So what will we do? When our natural tendency is to escape the horrors on of the real world, when serious news isn't presented where we expect it to be, when search engines and facebook hides the truth from us; what will happen then? What happens when we escape the news?
Some have already recognised this problem. In selected circles so called "serious" news media become popular. Le Monde, The New York Times and similar local versions are seeing an upswing in their popularity. And a dedicated news service called "democracy now!" is doing well. But even I, with my BA in political science can find the news service dreary, and I don't check up on them on a regular basis. There is so much else to see! These media are also strictly for the highly educated - and being nĂche, they don't cover any of the lighter stories we find in the tabloids.
In a way one can't blame papers for the segregation of the strictly tabloid news from the serious papers. With growing markets a bit of specialisation is required or you are outcompeted. Still - one might be free on a blog such as this to lament the sad state of media, when they can't be bothered to take a break from their normal olympics mode to mention an international catastrophe.

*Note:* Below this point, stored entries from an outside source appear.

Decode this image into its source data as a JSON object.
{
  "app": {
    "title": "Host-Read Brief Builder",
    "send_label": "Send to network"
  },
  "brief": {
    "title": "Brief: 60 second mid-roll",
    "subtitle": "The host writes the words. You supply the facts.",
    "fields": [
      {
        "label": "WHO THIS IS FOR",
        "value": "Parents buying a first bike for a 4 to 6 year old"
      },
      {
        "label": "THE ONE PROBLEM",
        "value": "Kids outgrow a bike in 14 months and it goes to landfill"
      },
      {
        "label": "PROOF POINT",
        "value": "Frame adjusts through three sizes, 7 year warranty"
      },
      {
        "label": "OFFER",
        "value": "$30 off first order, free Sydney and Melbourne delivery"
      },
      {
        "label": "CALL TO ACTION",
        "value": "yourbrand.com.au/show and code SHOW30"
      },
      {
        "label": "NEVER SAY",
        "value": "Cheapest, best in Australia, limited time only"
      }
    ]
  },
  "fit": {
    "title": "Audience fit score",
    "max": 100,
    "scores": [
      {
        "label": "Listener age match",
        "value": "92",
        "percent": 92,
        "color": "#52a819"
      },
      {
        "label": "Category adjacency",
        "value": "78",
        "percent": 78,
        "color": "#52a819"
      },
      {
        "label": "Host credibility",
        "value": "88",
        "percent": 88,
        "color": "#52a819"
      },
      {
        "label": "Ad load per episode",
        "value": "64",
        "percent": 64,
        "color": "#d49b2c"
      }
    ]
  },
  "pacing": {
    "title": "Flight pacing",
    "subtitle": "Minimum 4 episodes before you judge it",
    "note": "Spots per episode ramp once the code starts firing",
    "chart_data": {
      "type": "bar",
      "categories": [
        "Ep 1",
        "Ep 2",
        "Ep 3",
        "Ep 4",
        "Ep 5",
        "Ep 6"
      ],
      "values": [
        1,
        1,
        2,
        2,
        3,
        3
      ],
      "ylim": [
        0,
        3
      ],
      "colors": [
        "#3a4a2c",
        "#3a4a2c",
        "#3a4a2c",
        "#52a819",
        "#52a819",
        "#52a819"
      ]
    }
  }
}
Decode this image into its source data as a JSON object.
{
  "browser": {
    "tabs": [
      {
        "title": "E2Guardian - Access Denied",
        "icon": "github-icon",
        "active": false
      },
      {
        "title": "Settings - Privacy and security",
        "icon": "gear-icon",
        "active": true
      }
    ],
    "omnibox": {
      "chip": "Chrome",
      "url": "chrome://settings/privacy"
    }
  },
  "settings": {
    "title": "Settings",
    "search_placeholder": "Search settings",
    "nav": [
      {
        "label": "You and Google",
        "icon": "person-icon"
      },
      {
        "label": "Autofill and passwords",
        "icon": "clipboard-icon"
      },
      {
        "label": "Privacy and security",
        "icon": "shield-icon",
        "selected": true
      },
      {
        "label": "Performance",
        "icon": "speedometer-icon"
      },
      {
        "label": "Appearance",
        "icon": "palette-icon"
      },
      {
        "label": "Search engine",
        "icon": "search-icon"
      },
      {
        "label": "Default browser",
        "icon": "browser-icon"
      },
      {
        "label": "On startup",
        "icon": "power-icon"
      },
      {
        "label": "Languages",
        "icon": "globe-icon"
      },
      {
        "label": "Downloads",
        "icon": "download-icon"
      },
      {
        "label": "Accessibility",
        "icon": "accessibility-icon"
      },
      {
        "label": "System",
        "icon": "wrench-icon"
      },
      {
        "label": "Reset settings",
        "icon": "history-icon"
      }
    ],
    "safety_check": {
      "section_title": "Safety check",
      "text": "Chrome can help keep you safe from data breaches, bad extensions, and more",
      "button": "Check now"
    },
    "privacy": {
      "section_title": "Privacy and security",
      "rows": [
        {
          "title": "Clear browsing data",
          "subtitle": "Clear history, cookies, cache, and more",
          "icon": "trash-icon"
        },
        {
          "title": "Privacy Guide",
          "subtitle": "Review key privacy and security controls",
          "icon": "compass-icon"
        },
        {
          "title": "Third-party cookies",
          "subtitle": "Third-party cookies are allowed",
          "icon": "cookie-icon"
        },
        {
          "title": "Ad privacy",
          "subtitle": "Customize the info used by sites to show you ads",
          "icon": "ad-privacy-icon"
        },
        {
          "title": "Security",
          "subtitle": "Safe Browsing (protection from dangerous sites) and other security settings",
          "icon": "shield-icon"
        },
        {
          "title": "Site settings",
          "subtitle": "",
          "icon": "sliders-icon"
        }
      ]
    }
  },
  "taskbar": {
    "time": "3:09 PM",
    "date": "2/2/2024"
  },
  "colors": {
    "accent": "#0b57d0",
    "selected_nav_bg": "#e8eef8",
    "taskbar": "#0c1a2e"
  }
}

In the end it seems that responsibility falls to the individual. As a sociologist I'd say that this is an impossible task, and that even I who are interested in international news find it hard to keep up when the news are not presented to me in mainstream media. Excuses like these sound flat - but are at the same time o so real to any person living in information society. I can only say to my self, and now to others this: If only at times, escape the flatness of your known world - find that alter reality that is found beyond the close boarders. Escape the news. Find the news.